Os desafios da inclusão de pessoas com autismo no Brasil
Enviada em 15/11/2021
Na série “Atypical”, produzida pela Netlfix, é abordada a trajetória de Sam, diagnosticado com Transtorno do Espectro Autista (TEA), que é exposto a uma realidade pouco inclusiva. Não distante da ficção, o cenário vivenciado pelo protagonista é experimentado em totalidade pelos indivíduos acometidos pela síndrome, no qual, há a presença categórica de exclusão social e política, que, por sua vez, contribuem diretamente para a intensificação dos desafios relacionados à temática. Dessa forma, faz-se necessário discorrer sobre os fatores que fortalecem os obstáculos gozados pelos autistas no Brasil, com destaque para a alienação da sociedade e a inobservância estatal.

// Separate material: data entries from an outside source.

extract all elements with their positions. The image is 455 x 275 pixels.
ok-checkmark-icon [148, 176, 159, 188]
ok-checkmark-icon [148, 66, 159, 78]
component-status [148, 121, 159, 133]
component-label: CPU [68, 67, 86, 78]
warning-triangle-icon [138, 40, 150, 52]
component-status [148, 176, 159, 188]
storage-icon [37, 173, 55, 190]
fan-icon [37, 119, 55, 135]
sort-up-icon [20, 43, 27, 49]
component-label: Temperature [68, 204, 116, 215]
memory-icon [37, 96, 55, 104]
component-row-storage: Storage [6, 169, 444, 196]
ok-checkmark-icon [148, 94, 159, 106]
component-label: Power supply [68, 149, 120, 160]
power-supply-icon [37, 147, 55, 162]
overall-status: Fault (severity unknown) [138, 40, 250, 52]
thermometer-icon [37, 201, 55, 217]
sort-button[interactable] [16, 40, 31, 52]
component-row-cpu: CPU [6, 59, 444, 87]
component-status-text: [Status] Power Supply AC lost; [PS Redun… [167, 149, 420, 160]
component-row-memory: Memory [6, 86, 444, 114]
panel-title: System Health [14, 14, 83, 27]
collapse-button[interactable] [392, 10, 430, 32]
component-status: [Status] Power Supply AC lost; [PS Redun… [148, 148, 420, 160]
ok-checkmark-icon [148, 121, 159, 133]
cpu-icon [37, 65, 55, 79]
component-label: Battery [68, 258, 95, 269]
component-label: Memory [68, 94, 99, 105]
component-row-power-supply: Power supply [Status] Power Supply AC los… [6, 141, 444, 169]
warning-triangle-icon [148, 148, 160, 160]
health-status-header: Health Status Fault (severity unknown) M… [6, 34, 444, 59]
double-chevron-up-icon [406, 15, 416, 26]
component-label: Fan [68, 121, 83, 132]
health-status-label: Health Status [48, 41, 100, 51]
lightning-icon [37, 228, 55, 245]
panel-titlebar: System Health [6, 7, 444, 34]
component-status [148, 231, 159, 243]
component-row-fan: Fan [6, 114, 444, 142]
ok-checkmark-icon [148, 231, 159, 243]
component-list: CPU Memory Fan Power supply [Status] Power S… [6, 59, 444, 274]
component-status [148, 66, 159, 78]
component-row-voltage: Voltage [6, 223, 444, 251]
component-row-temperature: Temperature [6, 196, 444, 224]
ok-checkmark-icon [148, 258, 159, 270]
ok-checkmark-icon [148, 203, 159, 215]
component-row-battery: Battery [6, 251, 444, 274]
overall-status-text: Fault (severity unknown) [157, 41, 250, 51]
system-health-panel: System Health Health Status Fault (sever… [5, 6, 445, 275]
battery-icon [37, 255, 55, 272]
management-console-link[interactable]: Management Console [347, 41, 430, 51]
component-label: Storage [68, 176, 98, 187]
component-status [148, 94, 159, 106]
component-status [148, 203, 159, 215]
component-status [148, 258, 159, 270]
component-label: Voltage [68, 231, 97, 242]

Primeiramente, é necessário avaliar a problemática com ênfase no âmbito social. Segundo o pensamento ilustre de Francis Bacon, o conhecimento é a maior fonte de poder existente. Sob essa óptica, a sociedade atual contraria a máxima do filósofo com a sua alienação no que concerne à questão. Desse modo, a ignorância a respeito dos aspectos clínicos comuns da doença, bem como o espectro diverso que o caracteriza, colabora não somente para o atraso no diagnóstico médico-familiar, mas também para a exclusão imperativa que cerca suas vidas. Assim, o corpo civil brasileiro repousa em uma inércia que aparenta conveniência, entretanto, é responsável por projetar uma comunidade fundamentada na omissão e na exclusão de seus semelhantes.
Além disso, cabe avaliar o papel do Estado na temática. De acordo com a Constituição Federal de 1989, um de seus objetivos fundamentais está relacionado com a construção de uma sociedade livre, justa e igualitária. Dentro desse contexto, o desenvolvimento idealizado pelos deputados constituintes torna-se cada vez mais intangível, haja vista que o governo é omisso no tocante à igualdade e na representatividade do autista no Brasil. Sob esse prisma, o poder executivo é demarcado por uma inoperância crescente que, pode ser, inclusive, comprovada pela ausência de políticas públicas que objetivem a inserção dos autistas no corpo social. Logo, esses aspectos cooperam para o fortalecimento do estigma e para a ausência de inserção civil na causa.
Por fim, é mister que o Poder Estatal tome medidas que visem a mitigação da vicissitude relacionada à problemática. Portanto, cabe ao Ministério da Cidadania – órgão responsável pelo planejamento de políticas de desenvolvimento social – atuar na implementação de campanhas públicas informacionais sobre autismo para o corpo civil, por meio do amplo uso das mídias sociais, com a finalidade de reduzir os desafios que permeiam a inclusão igualitária dos portadores de TEA. Destarte, o Brasil caminhará para a consolidação de uma sociedade preconizada, não somente pela Constituição Cidadã, mas também distante da enfrentada por Sam, no seriado televisivo.